Absortio

Email → Summary → Bookmark → Email

How to Deploy LLM Locally

Extracto

.admonition { margin: .75em 0; padding: .6rem; overflow: hidden; font-size: 12px; page-break-inside: avoid; border-left: .3rem solid #42b983; border-radius: .3rem; box-shadow: 0 0.1re

Resumen

Resumen Principal

El artículo examina la profunda transformación en la escala de los modelos de inteligencia artificial, contrastando la era pre-LLM, donde pequeñas redes neuronales convolucionales (CNNs) con menos de 1000 parámetros eran fácilmente desplegables localmente y capaces de tareas como el reconocimiento de dígitos, con la emergente Era LLM. Esta última, caracterizada por modelos masivos como GPT-3, que alcanza 175 mil millones de parámetros y requiere 350 GB de almacenamiento, presenta un desafío monumental para la implementación local. Sin embargo, el texto enfatiza la importancia crítica de desplegar LLMs de código abierto a nivel local, argumentando que esto garantiza transparencia, reduce costos, previene monopolios, elude la censura de contenido y permite el fine-tuning o personalización del modelo. Para lograr esta hazaña técnica, la guía detalla un proceso de tres pasos que involucra la selección de hardware adecuado, la descarga de los pesos del modelo y el uso de un framework de inferencia optimizado, destacando la VRAM como el factor determinante y las técnicas de cuantificación como esenciales para la viabilidad.

Elementos Clave

  • Evolución Drástica de Modelos de IA: El contenido subraya la diferencia abismal entre la simplicidad de modelos anteriores, como CNNs de menos de 1000 parámetros que se ejecutaban en segundos, y la complejidad actual de los LLMs como GPT-3, que escalan a 175 mil millones de parámetros y

Contenido

This article is currently an experimental machine translation and may contain errors. If anything is unclear, please refer to the original Chinese version. I am continuously working to improve the translation.
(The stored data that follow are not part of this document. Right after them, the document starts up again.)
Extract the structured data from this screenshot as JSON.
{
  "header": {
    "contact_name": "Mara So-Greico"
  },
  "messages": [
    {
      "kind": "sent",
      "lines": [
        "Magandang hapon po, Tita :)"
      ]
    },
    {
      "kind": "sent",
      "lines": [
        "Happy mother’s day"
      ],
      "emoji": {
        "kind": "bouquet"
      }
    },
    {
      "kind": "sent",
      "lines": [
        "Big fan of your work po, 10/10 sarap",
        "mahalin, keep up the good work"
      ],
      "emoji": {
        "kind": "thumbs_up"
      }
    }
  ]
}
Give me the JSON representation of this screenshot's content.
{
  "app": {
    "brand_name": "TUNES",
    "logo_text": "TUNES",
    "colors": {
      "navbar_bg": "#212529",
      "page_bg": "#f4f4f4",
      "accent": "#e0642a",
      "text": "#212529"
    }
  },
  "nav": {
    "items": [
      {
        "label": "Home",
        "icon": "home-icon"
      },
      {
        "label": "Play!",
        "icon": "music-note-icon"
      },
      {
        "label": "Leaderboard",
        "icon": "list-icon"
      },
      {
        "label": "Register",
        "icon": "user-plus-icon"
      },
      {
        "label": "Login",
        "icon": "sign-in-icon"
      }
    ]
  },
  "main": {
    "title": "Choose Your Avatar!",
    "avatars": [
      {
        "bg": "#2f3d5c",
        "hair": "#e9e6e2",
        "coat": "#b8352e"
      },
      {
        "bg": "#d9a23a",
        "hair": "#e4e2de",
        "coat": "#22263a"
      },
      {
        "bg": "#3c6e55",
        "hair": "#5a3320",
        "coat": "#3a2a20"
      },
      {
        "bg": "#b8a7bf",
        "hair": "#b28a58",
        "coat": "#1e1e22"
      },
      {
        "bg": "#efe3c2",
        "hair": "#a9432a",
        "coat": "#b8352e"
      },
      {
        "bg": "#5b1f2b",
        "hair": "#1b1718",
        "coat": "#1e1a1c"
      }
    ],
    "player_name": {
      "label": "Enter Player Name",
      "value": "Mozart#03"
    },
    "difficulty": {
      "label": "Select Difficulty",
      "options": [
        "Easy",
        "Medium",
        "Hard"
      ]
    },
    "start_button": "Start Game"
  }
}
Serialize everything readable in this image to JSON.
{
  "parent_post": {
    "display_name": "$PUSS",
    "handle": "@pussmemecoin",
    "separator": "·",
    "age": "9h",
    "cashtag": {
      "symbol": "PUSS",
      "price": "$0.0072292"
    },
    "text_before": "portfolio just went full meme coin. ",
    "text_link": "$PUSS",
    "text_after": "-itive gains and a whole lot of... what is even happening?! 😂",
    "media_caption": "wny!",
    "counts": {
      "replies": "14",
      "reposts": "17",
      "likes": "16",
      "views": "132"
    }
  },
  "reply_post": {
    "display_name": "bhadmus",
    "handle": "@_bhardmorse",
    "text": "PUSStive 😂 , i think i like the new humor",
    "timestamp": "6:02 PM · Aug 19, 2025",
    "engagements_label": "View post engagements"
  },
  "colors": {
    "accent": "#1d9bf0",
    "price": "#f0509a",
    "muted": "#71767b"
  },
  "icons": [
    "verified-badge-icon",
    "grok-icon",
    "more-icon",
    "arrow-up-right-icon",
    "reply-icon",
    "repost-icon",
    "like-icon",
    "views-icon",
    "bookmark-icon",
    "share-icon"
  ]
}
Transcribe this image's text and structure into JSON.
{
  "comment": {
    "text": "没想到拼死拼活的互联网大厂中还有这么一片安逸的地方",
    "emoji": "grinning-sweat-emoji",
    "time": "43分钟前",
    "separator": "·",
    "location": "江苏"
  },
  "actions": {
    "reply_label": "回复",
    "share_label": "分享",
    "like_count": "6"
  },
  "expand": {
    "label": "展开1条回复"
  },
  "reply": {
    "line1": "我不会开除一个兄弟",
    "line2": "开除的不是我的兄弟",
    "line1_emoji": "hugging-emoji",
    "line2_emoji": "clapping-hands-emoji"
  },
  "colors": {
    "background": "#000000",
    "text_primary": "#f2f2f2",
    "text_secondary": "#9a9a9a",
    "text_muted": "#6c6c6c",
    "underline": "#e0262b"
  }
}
Content for a club presentation, archived here. LLMs evolve rapidly—this might become outdated quickly, so please use your search skills flexibly to get the latest information.


Introduction

A few years ago, before LLMs burst onto the scene, many small models could easily run on all sorts of devices.

For example, you could casually whip up a CNN with fewer than 1000 parameters, train it on MNIST in under a minute, achieve 94% accuracy on handwritten digit recognition, and—on modern GPUs—process over 10,000 images per second without any optimization effort.

A super tiny CNN with just 786 parametersA super tiny CNN with just 786 parameters

Now you’ve learned CNNs. Just make it a tiny bit deeper and wider like this, scale it up 16,000x to 13.5M parameters, and you can boost its recognition power even further. For instance, you could use it to crack CAPTCHAs.

Purely for demonstration: a CAPTCHAPurely for demonstration: a CAPTCHA

This CAPTCHA solver is from my Tampermonkey script lyc8503/ddddocr_web, powered by ONNX Wasm running directly in the browser. Even on a regular laptop CPU, it solves CAPTCHAs in under 0.2 seconds with over 95% accuracy.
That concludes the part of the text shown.